Depending on the charset used, that sounds like 800 bits or so, which is pretty hefty. The risk, as I've pointed out lies primarily in the fact that a token that works for me also works for you. If I'm an attacker, I view your form, I extract a valid token, and I construct a malicious form you using the token and the token will still be accepted. I just have to trick you into clicking on my form. This is the essence of a CSRF attack. CSRF prevention hinges upon insuring that tokens valid for me are NOT valid for anyone else.

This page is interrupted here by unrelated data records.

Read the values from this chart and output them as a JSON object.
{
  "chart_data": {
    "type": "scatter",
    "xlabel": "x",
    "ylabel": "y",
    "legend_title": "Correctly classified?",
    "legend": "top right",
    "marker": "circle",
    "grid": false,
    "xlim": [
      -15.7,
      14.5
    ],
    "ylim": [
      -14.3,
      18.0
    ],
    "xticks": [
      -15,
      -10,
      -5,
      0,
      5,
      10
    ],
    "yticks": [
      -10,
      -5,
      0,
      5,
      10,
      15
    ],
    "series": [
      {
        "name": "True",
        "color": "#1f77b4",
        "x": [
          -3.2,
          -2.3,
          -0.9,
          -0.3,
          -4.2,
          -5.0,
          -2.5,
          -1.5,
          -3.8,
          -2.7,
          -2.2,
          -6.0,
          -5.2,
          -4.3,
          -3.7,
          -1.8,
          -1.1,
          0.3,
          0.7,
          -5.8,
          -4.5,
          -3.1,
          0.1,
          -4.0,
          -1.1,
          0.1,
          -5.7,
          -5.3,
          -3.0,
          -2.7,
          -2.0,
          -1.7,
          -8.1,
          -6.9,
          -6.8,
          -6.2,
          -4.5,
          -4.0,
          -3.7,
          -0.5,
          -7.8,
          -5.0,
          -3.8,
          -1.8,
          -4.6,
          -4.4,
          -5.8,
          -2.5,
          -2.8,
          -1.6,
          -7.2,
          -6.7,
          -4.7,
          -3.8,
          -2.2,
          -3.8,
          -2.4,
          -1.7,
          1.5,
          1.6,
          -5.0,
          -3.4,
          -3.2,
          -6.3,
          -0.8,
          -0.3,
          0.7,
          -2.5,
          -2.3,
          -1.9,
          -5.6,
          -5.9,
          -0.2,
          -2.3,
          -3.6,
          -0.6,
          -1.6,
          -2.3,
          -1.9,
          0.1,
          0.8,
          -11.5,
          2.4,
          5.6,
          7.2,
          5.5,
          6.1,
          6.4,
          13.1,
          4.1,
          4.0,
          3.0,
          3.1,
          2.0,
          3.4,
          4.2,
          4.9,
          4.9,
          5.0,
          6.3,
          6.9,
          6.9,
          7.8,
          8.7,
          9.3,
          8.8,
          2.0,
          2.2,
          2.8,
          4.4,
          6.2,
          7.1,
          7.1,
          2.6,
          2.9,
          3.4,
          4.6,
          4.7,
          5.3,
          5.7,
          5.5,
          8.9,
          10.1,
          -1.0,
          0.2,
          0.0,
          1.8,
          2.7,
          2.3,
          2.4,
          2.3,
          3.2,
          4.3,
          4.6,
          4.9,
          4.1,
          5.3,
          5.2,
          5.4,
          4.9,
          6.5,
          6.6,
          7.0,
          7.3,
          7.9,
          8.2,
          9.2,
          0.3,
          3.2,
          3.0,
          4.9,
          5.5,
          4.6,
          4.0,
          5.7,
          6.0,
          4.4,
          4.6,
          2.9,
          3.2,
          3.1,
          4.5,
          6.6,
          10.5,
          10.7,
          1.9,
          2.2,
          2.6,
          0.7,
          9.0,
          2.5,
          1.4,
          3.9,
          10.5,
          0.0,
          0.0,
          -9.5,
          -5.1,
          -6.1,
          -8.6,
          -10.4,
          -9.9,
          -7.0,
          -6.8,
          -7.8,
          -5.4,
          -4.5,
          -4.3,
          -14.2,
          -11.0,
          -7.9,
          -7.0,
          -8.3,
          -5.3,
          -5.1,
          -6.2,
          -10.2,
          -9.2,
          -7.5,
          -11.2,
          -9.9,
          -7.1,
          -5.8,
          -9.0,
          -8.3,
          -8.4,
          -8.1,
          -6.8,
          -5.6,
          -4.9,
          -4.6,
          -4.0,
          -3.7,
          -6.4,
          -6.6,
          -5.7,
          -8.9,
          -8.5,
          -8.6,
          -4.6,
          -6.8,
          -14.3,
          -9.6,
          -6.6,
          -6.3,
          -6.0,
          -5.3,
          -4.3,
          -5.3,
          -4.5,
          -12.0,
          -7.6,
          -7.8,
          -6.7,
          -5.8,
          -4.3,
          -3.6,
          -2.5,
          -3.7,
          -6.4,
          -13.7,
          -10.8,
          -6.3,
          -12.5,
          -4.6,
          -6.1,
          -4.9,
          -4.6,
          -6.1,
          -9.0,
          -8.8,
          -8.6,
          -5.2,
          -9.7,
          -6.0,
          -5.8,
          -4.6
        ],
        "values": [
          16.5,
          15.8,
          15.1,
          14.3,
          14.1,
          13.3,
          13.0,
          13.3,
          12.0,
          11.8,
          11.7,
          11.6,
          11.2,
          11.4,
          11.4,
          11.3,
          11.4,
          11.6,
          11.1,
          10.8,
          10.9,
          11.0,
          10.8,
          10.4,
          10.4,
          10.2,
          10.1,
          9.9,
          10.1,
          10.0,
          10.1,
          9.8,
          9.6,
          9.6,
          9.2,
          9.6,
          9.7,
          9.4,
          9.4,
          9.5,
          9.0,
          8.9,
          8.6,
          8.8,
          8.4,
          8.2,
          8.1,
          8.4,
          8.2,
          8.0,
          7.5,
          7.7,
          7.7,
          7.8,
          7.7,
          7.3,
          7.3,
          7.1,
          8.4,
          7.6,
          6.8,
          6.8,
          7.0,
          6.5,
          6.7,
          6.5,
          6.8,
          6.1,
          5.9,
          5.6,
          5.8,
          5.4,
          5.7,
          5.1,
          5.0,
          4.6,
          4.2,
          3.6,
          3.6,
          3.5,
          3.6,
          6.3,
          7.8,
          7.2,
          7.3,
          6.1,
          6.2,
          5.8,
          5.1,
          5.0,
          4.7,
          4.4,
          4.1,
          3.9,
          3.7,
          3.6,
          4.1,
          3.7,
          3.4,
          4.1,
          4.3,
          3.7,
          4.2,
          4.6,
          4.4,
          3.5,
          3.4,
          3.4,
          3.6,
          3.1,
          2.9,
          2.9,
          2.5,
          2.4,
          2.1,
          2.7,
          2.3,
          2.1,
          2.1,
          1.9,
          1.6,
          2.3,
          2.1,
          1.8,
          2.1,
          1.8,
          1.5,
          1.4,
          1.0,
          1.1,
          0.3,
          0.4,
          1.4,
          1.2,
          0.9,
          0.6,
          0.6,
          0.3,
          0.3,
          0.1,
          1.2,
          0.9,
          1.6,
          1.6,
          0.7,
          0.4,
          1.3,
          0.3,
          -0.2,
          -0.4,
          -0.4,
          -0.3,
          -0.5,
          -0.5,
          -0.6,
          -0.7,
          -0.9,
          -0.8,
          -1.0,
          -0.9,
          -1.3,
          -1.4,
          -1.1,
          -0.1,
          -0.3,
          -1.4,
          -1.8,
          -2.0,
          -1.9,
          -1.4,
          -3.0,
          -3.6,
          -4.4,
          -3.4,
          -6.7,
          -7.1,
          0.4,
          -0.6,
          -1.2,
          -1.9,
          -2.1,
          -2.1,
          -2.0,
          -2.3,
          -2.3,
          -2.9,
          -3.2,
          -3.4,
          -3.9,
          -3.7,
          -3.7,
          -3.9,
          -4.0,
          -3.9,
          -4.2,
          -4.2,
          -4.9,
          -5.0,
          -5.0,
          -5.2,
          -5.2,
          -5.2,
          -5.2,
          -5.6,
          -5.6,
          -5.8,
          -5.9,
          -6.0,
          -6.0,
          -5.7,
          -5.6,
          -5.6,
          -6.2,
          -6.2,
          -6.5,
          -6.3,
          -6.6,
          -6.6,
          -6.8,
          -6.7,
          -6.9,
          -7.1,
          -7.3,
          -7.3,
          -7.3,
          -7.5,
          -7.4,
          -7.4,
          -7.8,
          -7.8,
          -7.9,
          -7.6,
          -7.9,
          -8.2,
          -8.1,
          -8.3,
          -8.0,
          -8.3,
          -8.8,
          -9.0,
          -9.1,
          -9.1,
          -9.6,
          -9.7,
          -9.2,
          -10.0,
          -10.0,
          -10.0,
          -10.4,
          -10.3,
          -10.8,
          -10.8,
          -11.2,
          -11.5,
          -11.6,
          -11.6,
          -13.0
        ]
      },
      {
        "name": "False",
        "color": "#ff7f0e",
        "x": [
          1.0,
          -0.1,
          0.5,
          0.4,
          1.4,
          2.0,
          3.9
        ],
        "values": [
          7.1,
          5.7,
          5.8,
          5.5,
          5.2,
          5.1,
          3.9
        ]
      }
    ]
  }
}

In my specific example, yes, but as I mentioned in my original post you could harden it by including an expiration during hashing or a user's ID, etc. That is left up to the developer.
It may be impactical for any given project to invest in CSRF protection if the risk of attack is low, but you only have to do it right once. It is the expiration of a token that introduces the trouble when you have a lot of AJAX, a SPA, or multiple windows open. You can probably relax your expiration times and let your tokens last for hours without much risk. However, I think it's critically important that a token displayed in hidden input in User A's browser should not work at all for User B. You should store a secret random token in session or in a cookie -- a different one generated for each visitor -- so that User A cannot attack User B.